A Novel Bayesian Change-point Algorithm for Genome-wide Analysis of Diverse ChIPseq Data Types
12:39

A Novel Bayesian Change-point Algorithm for Genome-wide Analysis of Diverse ChIPseq Data Types

Published on: December 10, 2012

The humble Bayesian: model checking from a fully Bayesian perspective.

Richard D Morey1, Jan-Willem Romeijn, Jeffrey N Rouder

  • 1University of Groningen, The Netherlands. r.d.morey@rug.nl

The British Journal of Mathematical and Statistical Psychology
|September 29, 2012
PubMed
Summary
This summary is machine-generated.

This study critiques the standard Bayesian statistics narrative, proposing a humble Bayesian approach.
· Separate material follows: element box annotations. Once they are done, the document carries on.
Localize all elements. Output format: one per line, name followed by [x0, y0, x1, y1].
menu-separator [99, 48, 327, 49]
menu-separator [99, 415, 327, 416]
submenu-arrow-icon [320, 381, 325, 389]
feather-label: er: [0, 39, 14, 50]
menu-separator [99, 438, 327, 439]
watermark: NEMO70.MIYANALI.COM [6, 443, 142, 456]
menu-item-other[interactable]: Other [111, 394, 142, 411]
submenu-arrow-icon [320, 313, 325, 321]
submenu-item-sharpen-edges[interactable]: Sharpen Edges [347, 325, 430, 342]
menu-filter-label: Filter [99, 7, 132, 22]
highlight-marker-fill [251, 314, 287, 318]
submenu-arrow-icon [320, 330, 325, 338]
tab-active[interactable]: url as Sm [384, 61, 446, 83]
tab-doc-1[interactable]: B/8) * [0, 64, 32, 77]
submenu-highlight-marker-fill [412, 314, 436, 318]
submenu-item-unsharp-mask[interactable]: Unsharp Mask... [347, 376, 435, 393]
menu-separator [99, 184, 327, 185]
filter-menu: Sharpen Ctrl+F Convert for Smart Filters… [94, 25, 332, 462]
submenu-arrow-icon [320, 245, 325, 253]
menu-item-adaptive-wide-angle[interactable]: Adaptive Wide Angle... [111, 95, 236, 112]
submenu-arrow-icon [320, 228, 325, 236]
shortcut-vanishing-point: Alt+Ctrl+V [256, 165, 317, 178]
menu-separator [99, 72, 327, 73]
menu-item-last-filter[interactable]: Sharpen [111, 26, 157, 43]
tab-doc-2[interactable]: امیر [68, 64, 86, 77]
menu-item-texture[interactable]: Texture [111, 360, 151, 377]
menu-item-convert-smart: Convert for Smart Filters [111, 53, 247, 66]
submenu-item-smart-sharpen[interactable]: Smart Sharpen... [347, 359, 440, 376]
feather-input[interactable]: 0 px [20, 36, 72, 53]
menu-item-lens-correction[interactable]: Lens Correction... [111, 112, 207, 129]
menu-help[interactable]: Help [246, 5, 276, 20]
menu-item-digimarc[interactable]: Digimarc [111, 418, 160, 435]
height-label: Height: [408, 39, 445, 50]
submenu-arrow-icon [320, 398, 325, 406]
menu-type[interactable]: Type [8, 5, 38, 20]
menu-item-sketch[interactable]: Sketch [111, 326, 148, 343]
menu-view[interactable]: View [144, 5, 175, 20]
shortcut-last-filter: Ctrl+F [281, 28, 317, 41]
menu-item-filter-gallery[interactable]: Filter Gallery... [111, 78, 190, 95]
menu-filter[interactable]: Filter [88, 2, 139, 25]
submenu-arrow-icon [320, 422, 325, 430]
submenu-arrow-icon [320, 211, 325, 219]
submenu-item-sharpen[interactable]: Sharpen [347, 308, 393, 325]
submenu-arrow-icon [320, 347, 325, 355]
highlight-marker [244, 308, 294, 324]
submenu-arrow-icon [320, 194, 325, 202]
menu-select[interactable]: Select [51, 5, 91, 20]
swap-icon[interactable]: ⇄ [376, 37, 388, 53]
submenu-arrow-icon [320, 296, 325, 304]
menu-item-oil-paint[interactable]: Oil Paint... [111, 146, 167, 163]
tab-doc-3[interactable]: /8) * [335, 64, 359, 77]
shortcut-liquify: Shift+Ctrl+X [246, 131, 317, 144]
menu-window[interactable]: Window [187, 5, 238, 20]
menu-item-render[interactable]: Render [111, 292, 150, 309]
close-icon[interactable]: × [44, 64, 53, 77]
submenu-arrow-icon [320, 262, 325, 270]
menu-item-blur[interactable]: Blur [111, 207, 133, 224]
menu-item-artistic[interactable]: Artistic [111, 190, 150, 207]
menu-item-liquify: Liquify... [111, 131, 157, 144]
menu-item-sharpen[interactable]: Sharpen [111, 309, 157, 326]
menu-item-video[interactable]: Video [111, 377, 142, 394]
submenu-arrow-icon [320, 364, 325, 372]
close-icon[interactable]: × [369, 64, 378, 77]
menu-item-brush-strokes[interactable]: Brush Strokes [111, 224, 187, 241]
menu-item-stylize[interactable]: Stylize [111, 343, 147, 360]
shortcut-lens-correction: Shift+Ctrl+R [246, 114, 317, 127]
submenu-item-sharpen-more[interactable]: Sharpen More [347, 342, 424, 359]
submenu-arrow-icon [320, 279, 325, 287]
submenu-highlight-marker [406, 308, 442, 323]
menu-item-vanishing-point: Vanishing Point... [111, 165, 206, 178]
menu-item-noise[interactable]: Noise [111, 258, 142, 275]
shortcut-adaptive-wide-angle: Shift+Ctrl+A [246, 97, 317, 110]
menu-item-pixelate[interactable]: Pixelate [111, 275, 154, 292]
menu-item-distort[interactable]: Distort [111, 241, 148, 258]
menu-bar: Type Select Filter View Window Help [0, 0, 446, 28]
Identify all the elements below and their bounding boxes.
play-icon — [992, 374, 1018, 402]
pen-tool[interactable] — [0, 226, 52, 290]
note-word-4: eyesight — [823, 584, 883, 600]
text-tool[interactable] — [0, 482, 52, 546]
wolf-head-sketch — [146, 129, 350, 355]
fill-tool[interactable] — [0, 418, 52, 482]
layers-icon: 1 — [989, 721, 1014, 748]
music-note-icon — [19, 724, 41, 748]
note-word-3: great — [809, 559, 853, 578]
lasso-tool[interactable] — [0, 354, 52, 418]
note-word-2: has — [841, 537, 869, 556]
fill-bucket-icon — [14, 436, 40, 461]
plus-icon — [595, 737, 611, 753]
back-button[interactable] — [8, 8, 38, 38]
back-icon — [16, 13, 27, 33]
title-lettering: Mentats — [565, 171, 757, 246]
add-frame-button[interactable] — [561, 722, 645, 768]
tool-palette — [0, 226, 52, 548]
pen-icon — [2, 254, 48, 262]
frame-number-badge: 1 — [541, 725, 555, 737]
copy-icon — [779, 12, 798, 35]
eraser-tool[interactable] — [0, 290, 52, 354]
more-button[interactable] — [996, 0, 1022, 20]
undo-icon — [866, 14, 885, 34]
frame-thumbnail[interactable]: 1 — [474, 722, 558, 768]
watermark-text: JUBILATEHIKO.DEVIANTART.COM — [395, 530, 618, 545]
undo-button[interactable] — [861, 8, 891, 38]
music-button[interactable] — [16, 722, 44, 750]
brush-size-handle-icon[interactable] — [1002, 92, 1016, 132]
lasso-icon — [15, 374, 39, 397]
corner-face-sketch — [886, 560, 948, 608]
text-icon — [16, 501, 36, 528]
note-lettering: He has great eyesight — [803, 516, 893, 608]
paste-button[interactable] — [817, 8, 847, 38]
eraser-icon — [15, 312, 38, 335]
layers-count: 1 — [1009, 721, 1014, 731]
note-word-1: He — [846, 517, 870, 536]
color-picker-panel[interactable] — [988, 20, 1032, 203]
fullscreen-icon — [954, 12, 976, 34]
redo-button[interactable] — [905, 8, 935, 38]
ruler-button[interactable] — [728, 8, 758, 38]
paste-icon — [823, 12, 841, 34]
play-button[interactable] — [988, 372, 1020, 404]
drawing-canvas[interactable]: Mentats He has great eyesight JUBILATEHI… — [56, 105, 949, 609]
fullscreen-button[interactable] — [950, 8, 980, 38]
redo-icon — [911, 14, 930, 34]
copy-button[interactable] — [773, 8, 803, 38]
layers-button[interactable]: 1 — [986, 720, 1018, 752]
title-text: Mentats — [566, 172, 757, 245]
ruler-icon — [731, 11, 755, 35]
It emphasizes Bayesian confirmation theory alongside critical model checking for robust real-world statistical inferences.

Related Experiment Videos

Last Updated: May 18, 2026

A Novel Bayesian Change-point Algorithm for Genome-wide Analysis of Diverse ChIPseq Data Types
12:39

A Novel Bayesian Change-point Algorithm for Genome-wide Analysis of Diverse ChIPseq Data Types

Published on: December 10, 2012

Area of Science:

  • Statistics
  • Bayesian Inference
  • Philosophy of Science

Background:

  • The 'usual story' in Bayesian statistics focuses solely on model distributions for inference, neglecting model checking and revision.
  • This traditional approach is criticized for being inductivist rather than deductivist.
  • Gelman and Shalizi proposed a hypothetico-deductive approach to address these limitations.

Purpose of the Study:

  • To critique the limitations of the 'usual story' in Bayesian statistics.
  • To propose an alternative 'humble Bayesian' approach.
  • To re-center Bayesian confirmation theory as a core inferential method.

Main Methods:

  • Critique of the 'usual story' in Bayesian statistics as presented by Gelman and Shalizi.
  • Advocacy for a 'humble Bayesian' framework.
  • Emphasis on integrating Bayesian confirmation theory with model checking and critical assessment.

Main Results:

  • Agreement with Gelman and Shalizi's critique of the traditional Bayesian inference model.
  • Disagreement on abandoning Bayesian confirmation theory.
  • Proposal of a humble Bayesian approach that integrates confirmation theory with rigorous model evaluation.

Conclusions:

  • The 'usual story' in Bayesian statistics is insufficient due to its neglect of model checking and deductivist reasoning.
  • Bayesian confirmation theory remains a valuable inferential tool when used within a humble Bayesian framework.
  • A humble Bayesian approach enhances statistical inference by critically assessing models and their real-world applicability.